I’m in the middle of reading LAID by Shannon T. Boodram — fabulous project, by the way, in which teenage and young adult contributors relate stories of their specific sexual encounters. The stories are divided into chapters based on theme, and they each start with an introduction and end with FAQs and a self survey. It’s a great read — and designed to work pretty well as a sex ed text!
I want to respond to the first chapter: Hookups That Fell Down. What do you think it would mean for hookup to fall down? I thought maybe it meant that hookups are hard to negotiate and often end in confusion, hurt, and conflict.
Actually, the so-called hookups described in each story were full of confusion and hurt from the start. The thoughts and actions described in each tale demonstrate an apparent lack of consent. I didn’t really want to… I said let’s slow down… I figured I might as well go along with it… followed up by lots of bad feelings and other negative results.
In my line of work, we don’t just call that a hookup. That is potentially rape and sexual assault.

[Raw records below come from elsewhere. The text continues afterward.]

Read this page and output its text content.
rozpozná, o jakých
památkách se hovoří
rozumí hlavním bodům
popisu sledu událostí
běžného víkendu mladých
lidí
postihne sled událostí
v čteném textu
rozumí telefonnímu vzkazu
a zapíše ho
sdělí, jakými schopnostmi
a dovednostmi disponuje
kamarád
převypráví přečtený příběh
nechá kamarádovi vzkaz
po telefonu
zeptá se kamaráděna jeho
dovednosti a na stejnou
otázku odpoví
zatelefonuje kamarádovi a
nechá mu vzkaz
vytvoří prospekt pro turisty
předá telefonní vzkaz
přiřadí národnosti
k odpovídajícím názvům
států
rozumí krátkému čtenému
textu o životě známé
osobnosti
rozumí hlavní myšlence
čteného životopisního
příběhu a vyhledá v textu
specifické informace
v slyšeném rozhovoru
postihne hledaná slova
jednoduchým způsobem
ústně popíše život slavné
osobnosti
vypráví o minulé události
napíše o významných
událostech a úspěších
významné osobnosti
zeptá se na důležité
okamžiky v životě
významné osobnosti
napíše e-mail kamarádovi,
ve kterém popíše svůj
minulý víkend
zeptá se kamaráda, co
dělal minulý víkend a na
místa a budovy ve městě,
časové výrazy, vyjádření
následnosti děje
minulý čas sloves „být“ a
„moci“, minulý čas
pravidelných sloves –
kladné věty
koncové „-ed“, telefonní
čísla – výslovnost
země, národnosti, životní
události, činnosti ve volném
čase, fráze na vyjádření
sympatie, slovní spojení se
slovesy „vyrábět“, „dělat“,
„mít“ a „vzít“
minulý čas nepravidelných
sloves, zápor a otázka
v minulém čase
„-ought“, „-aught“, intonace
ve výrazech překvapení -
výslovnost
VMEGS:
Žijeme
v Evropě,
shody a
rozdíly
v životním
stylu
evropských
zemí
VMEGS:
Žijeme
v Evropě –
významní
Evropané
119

However, I don’t want to label other people’s experiences. It wouldn’t help the writers of these stories to feel pressured to identify as rape survivors. But if the point of the book is to educate others, which it is, then the author has a responsibility to educate accurately.
When someone tries to hookup with you without your explicit and enthusiastic consent, that’s not okay.
A post for another day: in order to keep hookups from falling down this badly, we need to teach and promote better communication skills, clearly.
3 thoughts on “Let’s Call It What It Is”
shannon teresa says:
Thanks so much for picking up LAID and I love the post!
I'm not sure if I agree with the stories in hookups that fell down being potential sexual assault cases (other than She's Pigeon Toed and Wears a Scarf, a story which always lends itself to an in depth conversation about what "date rape" is).
While I do agree that consensual sex is anything with an enthusiastic yes, I'm not sure if I would say that a luke warm yes should be viewed as a sexual attack.
I do agree that a lesson in communication and expectation management is absolutely needed for both sexes. Conversations like the one you have begun today and continue to do in your daily work are a terrific step in the right direction.
I am so proud that the book found it's way in your hands. Keep in touch!
Shannon T. Boodram
Sarah Elkins says:
Without having read the book, I'm also not sure that I'd agree that "I figured I might as well go along with it" amounts to being assaulted.
To me, the overarching issue with those quotes is pressure. The pressure to hook up in the first place, the pressure to go farther or faster than comfortable with… Feeling pressured into an act is, to me, what leads to the negative feelings. But I'm not sure that these writers were pressured by their hook-up partners.
My guess is that most of the pressure comes from 'society'. "What would my friends think?" "Maybe I should do 'grown-up' things…" "Will he still like me if I do/don't do it?" Each of these questions have floated around my mind at some point in my teens. And never were they triggered by my hook-up partner making me feel bad for not wanting to go further. The pressure I put on myself was far more potent and effective at getting me to act in a certain way.
Never once did I feel as though taken advantage of or assaulted, even when I went 'farther' than I would've liked too.
Just picked this book up, and read it the past couple of days. Thanks for mentioning it here!